Bauer, üstelik, sınıfları ve sınıf mücadelesini ulusal kültürden neredeyse bütünüyle soyutluyordu. Programı, işçi sınıfını «kültürel imkânlar»a kavuşturmayı ve onu kapitalizm içinde erişemediği «ulusal kültür toplumu» na kazandırmayı amaçlıyordu. Bu yüzden, Bauer, «kültür değerleri»ni sınıf içeriğinden yoksun, mutlak tarafsız değerler gibi görüyordu. Böylece kültür dünyasının görece özerkliğini dikkate almadan, onu doğrudan doğruya toplumsal temeline indirgemek isteyen «Proletkult» («burjuva kültürü»ne karşı «proleter kültürü») yandaşlarının yaptığı yanlışlığın tam tersini yapıyordu. Bu bakımdan, Pannekoek’un Bauer’le giriştiği polemikte, proletaryanın Goethe ile Schiller’de (ya da Freiligrath ile Heine’de) burjuvaziden çok başka şeyler bulduğunu göstermesi hiç de zor olmamıştı. Proletaryanın burjuva kültür mirasıyla diyalektik bir Aufhebung (koruma/yadsıma/aşma) olan karmaşık ilişkisini Bauer, işçi sınıfının burjuva kültürünü olduğu gibi kendine maletmesine, daha doğrusu edilgin bir biçimde kabulenmesine indirgiyordu. Ulusal sorunu açıklarken kültürün belirleyici önemini vurgulamakta şüphesiz haklıydı Bauer, ancak, teorisi, en çarpıcı anlamını sosyalizmin uluslar arasında kültürel farklılaşmaların artmasına yol açtığı fikrinde bulan «ulusal kültür» kavramını gerçek bir fetiş haline getirmekle sonuçlandı. [26]
Sosyalizmi ve işçi hareketini «ulusallaştırma» eğilimi, çocukluk dönemindeki proletaryanın «saf kozmopolitizm»i diye nitelediği enternasyonalizme karşı çıkması ve sosyalist kültürün uluslararası olduğunu kavrayamaması yüzünden, Bauer’in teorisi, yenmeye çalıştığı milliyetçi ideolojiden kendini kurtaramamıştır. Nitekim bu teorinin yalnız Avusturya-Macaristan’da değil, Rus İmparatorluğunda (Bund, Kafkas sosyal-demokratları v.b.) ve daha başka ülkelerde işçi hareketleri içindeki milliyetçi/kültürel akımların da öğretisi durumuna gelmesi hiç şaşırtıcı değildir.

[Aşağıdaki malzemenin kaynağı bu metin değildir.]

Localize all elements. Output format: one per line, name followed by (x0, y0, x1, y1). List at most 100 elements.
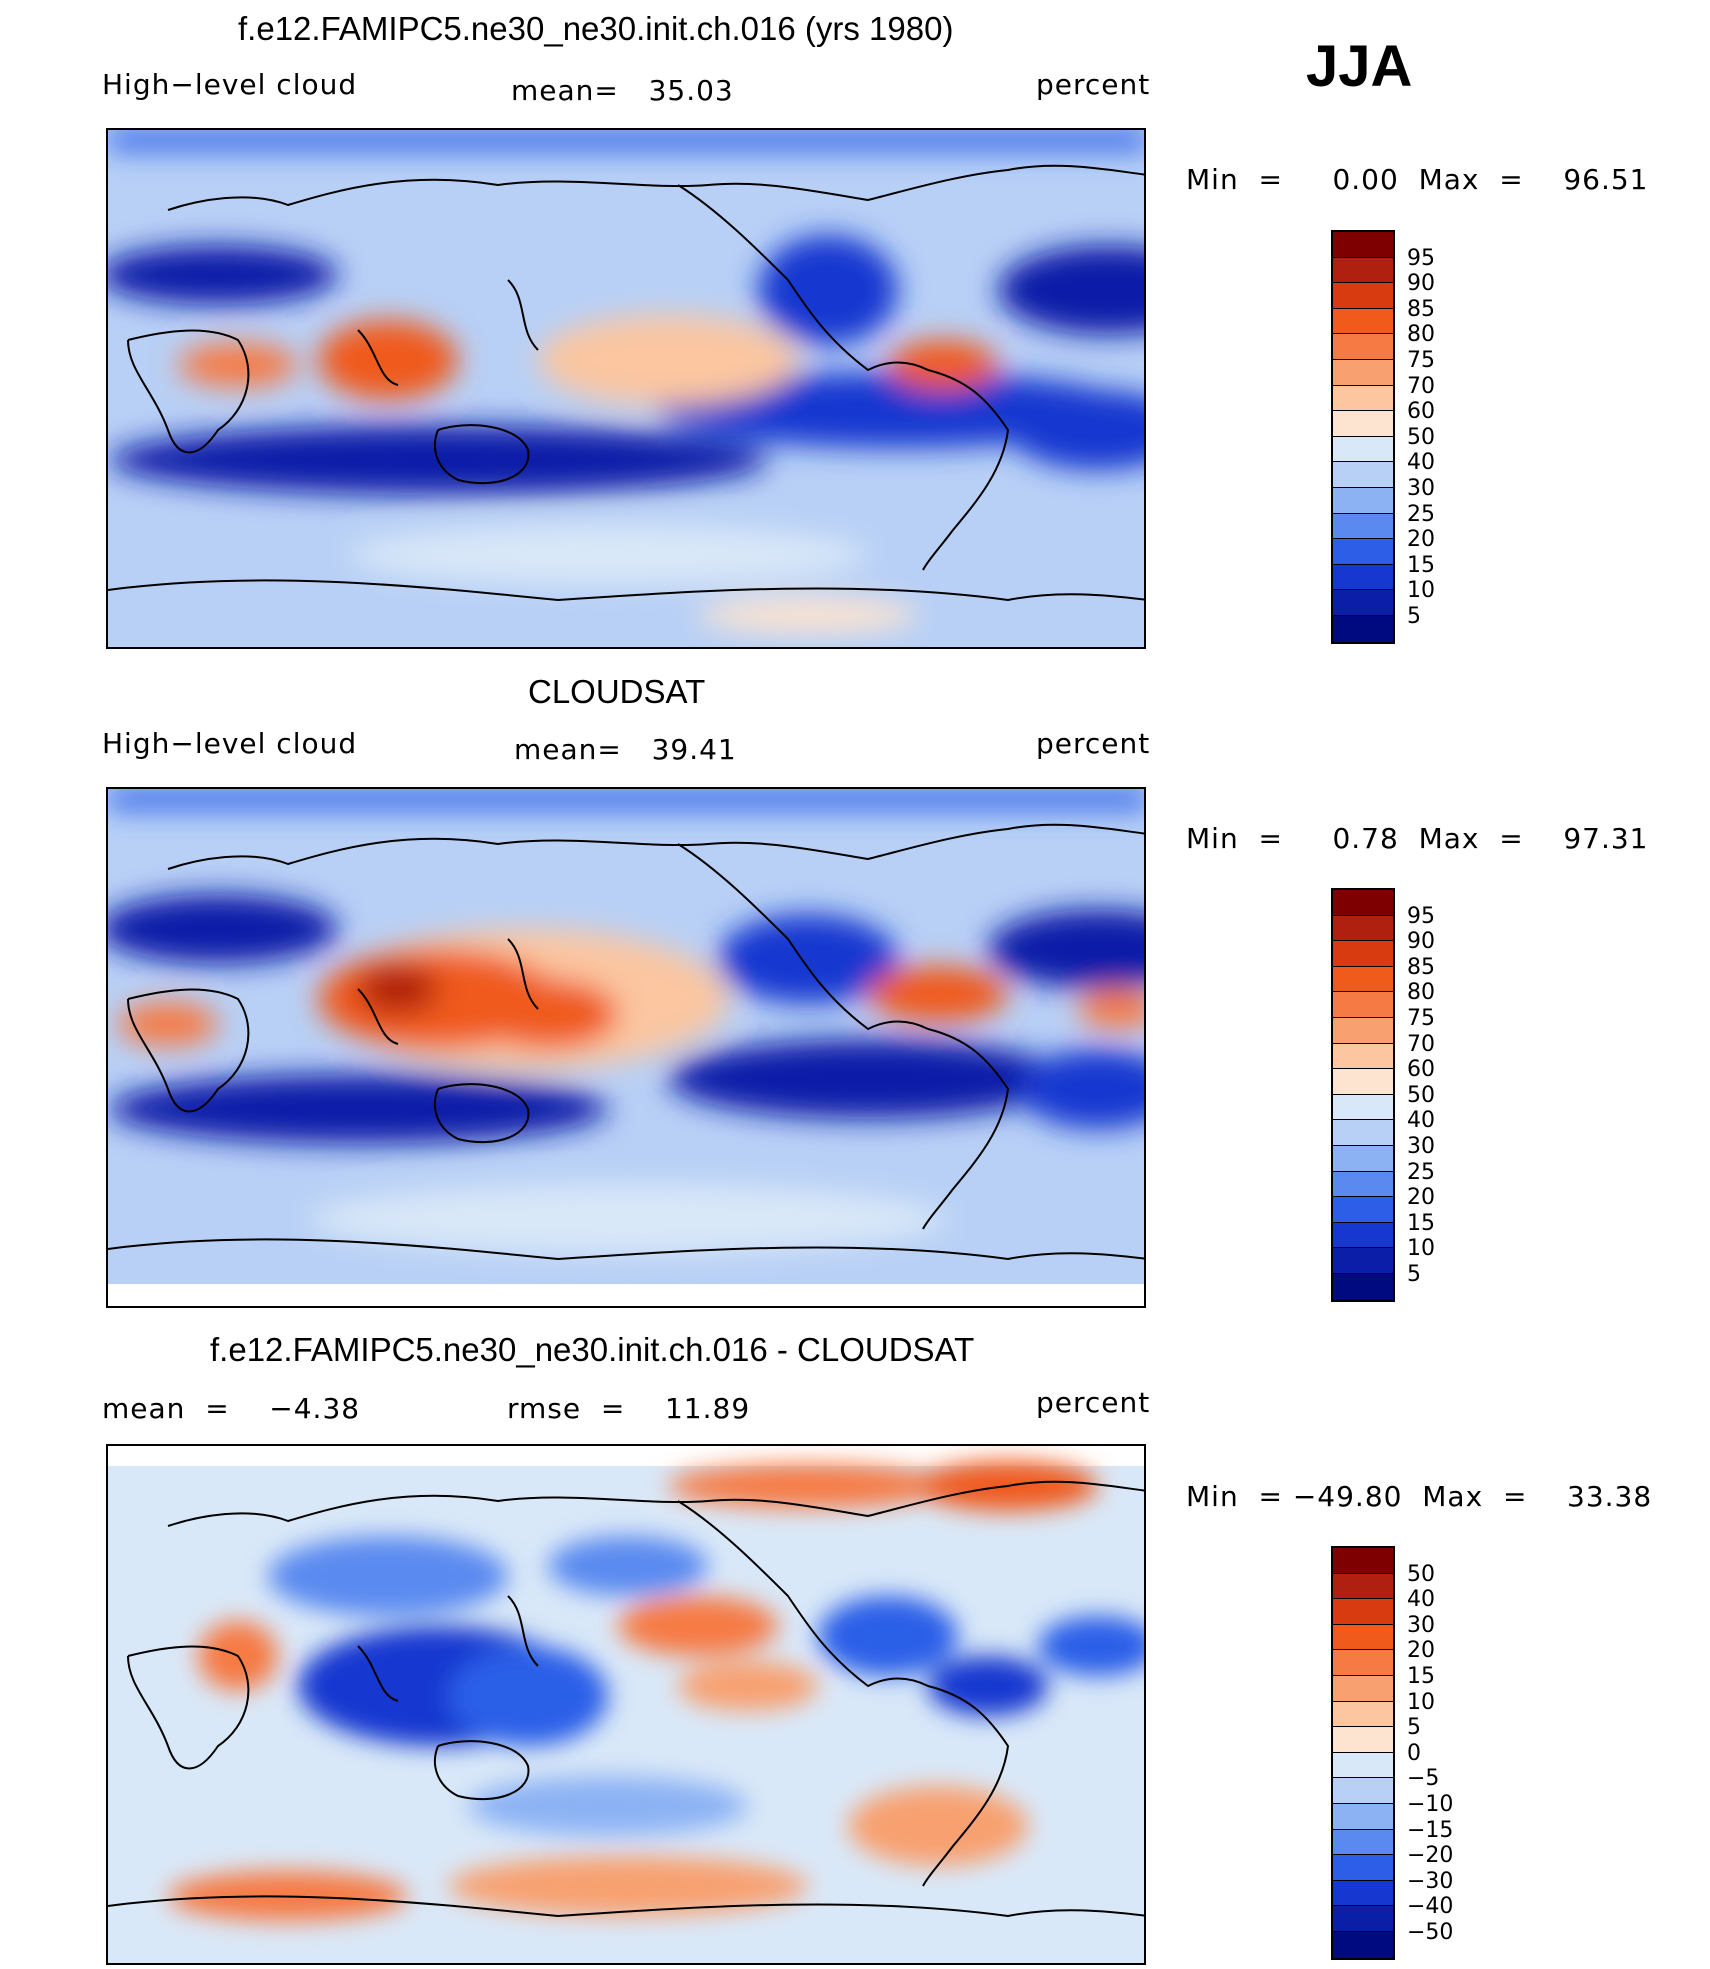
colorbar-tick-label: 20 (1407, 527, 1435, 553)
panel1-central-america-high (888, 340, 998, 390)
panel1-polar-band (108, 130, 1144, 150)
panel2-se-pacific-band (668, 1039, 1068, 1119)
colorbar-segment (1333, 890, 1393, 916)
panel2-missing-band (108, 1284, 1144, 1306)
panel2-east-atlantic-low (988, 909, 1144, 989)
colorbar-segment (1333, 1069, 1393, 1095)
colorbar-tick-label: 40 (1407, 450, 1435, 476)
panel2-polar-band (108, 789, 1144, 809)
colorbar-segment (1333, 1880, 1393, 1907)
panel1-coastlines (108, 164, 1144, 602)
colorbar-segment (1333, 385, 1393, 412)
colorbar-segment (1333, 941, 1393, 967)
colorbar-tick-label: 85 (1407, 296, 1435, 322)
colorbar-segment (1333, 992, 1393, 1018)
panel3-atlantic-negative (1038, 1616, 1144, 1676)
colorbar-tick-label: 30 (1407, 1134, 1435, 1159)
panel2-units-label: percent (1036, 727, 1151, 760)
colorbar-segment (1333, 1752, 1393, 1779)
panel2-title: CLOUDSAT (528, 673, 706, 710)
colorbar-segment (1333, 615, 1393, 642)
panel1-variable-label: High−level cloud (102, 68, 358, 101)
colorbar-segment (1333, 539, 1393, 565)
panel1-south-atlantic-band (1008, 390, 1144, 470)
panel2-south-subtropic-band (108, 1074, 608, 1144)
colorbar-tick-label: −15 (1407, 1817, 1454, 1843)
colorbar-tick-label: 40 (1407, 1587, 1435, 1613)
panel1-mean-label: mean= 35.03 (511, 74, 734, 107)
panel2-mean-label: mean= 39.41 (514, 733, 737, 766)
colorbar-tick-label: 95 (1407, 903, 1435, 929)
panel2-atlantic-itcz-high (1078, 989, 1144, 1029)
colorbar-segment (1333, 1855, 1393, 1881)
colorbar-tick-label: 15 (1407, 1210, 1435, 1236)
panel1-minmax: Min = 0.00 Max = 96.51 (1186, 163, 1649, 196)
colorbar-tick-label: 25 (1407, 501, 1435, 527)
colorbar-tick-label: 20 (1407, 1638, 1435, 1664)
panel3-units-label: percent (1036, 1386, 1151, 1419)
colorbar-tick-label: 90 (1407, 271, 1435, 297)
colorbar-segment (1333, 1675, 1393, 1702)
panel1-colorbar-box (1331, 230, 1395, 644)
colorbar-tick-label: 5 (1407, 1715, 1421, 1741)
colorbar-segment (1333, 1931, 1393, 1958)
colorbar-segment (1333, 1222, 1393, 1249)
panel1-southern-ocean-moderate (348, 525, 868, 585)
panel1-map (106, 128, 1146, 649)
colorbar-tick-label: 40 (1407, 1108, 1435, 1134)
colorbar-tick-label: 0 (1407, 1740, 1421, 1766)
colorbar-tick-label: −20 (1407, 1843, 1454, 1869)
panel3-south-pacific-negative (468, 1776, 748, 1836)
panel1-east-atlantic-low (998, 245, 1144, 335)
panel1-africa-high (178, 343, 298, 387)
colorbar-tick-label: 15 (1407, 552, 1435, 578)
panel3-mean-label: mean = −4.38 (102, 1392, 361, 1425)
colorbar-tick-label: 75 (1407, 1006, 1435, 1031)
colorbar-tick-label: 20 (1407, 1185, 1435, 1211)
colorbar-segment (1333, 1599, 1393, 1625)
panel3-southern-ocean-positive-2 (448, 1856, 808, 1916)
colorbar-segment (1333, 257, 1393, 284)
colorbar-segment (1333, 359, 1393, 386)
colorbar-tick-label: −30 (1407, 1868, 1454, 1894)
colorbar-tick-label: 5 (1407, 1262, 1421, 1287)
colorbar-tick-label: 5 (1407, 604, 1421, 629)
panel1-north-atlantic-low (108, 245, 338, 305)
panel2-southern-ocean-moderate (308, 1184, 948, 1254)
colorbar-tick-label: 60 (1407, 1057, 1435, 1083)
panel2-africa-high (118, 1002, 218, 1046)
panel1-ne-pacific-low (758, 235, 898, 345)
colorbar-tick-label: 30 (1407, 1612, 1435, 1638)
colorbar-tick-label: 50 (1407, 424, 1435, 450)
panel2-coastlines (108, 823, 1144, 1261)
colorbar-tick-label: 50 (1407, 1561, 1435, 1587)
colorbar-tick-label: 80 (1407, 980, 1435, 1006)
colorbar-tick-label: 60 (1407, 399, 1435, 425)
colorbar-tick-label: 70 (1407, 1031, 1435, 1057)
colorbar-segment (1333, 487, 1393, 514)
panel2-map (106, 787, 1146, 1308)
colorbar-segment (1333, 564, 1393, 591)
panel3-south-america-positive (848, 1786, 1028, 1866)
panel1-title: f.e12.FAMIPC5.ne30_ne30.init.ch.016 (yrs… (238, 10, 954, 47)
panel2-ne-pacific-low (718, 914, 898, 1004)
colorbar-segment (1333, 915, 1393, 942)
panel3-rmse-label: rmse = 11.89 (507, 1392, 751, 1425)
colorbar-segment (1333, 462, 1393, 488)
colorbar-tick-label: 95 (1407, 245, 1435, 271)
panel1-indian-monsoon-high (318, 320, 458, 400)
panel3-asia-negative (268, 1536, 508, 1616)
panel2-north-atlantic-low (108, 894, 338, 964)
panel2-minmax: Min = 0.78 Max = 97.31 (1186, 822, 1649, 855)
colorbar-segment (1333, 1829, 1393, 1856)
panel2-maritime-continent-high (478, 979, 618, 1049)
colorbar-tick-label: 30 (1407, 476, 1435, 501)
colorbar-segment (1333, 1803, 1393, 1830)
colorbar-tick-label: 50 (1407, 1082, 1435, 1108)
panel3-north-pacific-positive (618, 1596, 778, 1656)
colorbar-segment (1333, 1906, 1393, 1932)
colorbar-tick-label: 70 (1407, 373, 1435, 399)
colorbar-tick-label: −50 (1407, 1920, 1454, 1945)
panel2-south-atlantic-band (1018, 1049, 1144, 1129)
colorbar-segment (1333, 334, 1393, 360)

Ne var ki, bu zayıf noktalarına karşın, Bauer’in eserinin, özellikle kullandığı yöntemin historisist niteliği yönünden, inkâr edilmez bir teorik değeri vardı. Ulusu, ortak bir tarihî kaderin eseri (bunun maddî temeli de insanın doğaya karşı verdiği savaştı), «durmayan bir sürecin hiç bitmeyen ürünü», geçmiş olayların billurlaşması sonucu «donmuş bir tarih parçası» olarak tanımlarken sıkı sıkıya tarihî maddeciliğe dayanıyor, burjuva ulusal muhafazkârlığına, gerici «ölümsüz ulus» efsanelerine ve ırkçı ideolojiye karşı çıkıyordu. Bu tarihî yaklaşım, Bauer’in eserine, yalnız Renner’i değil, o dönemde ulusal sorun konusunda çoğunlukla soyut ve katı yazılar yazan birçok Marksist yazarı da geride bırakan gerçek bir yöntemsel üstünlük kazandırdı. Bauer’in yöntemi varolan ulusal yapılar için tarihî bir açıklama getirmekle kalmadı, ulus’un sürekli bir dönüşüm içindeki bir hareket, bir süreç olarak anlaşılmasını da sağladı. Otto Bauer, 1848-9’da Engels’in düştüğü yanılgıya düşmekten kaçınmayı başardı: bir ulusun «tarihi olmaması» (Çekler gibi) mutlaka o ulusun geleceği olmayacak demek değildi. Orta Avrupa’da ve Balkanlarda kapitalizmin gelişmesi, «tarihsiz uluslarsın başka uluslar içinde erimesine değil, uyanmasına yol açıyordu. [27]
LENİN VE ULUSLARIN KADERLERİNİ BELİRLEME HAKKI
Ulusal sorun, Lenin’in işçi hareketine ulusların kaderlerini belirlemesi temel sloganına dayanan tutarlı, devrimci bir strateji kazandırarak (Marx’ın yazılarına dayanarak, ama onu bir hayli aşarak) Marksist teoriyi büyük ölçüde geliştirdiği alanlardan birisidir. Leninist öğreti, tutarlılığı ve gerçekçiliğiyle bu dönemin öteki Marksistlerinin, hattâ bu konuda ona en yakın görünen Kautsky ile Stalin’in tavırlarından bile çok ilerdedir.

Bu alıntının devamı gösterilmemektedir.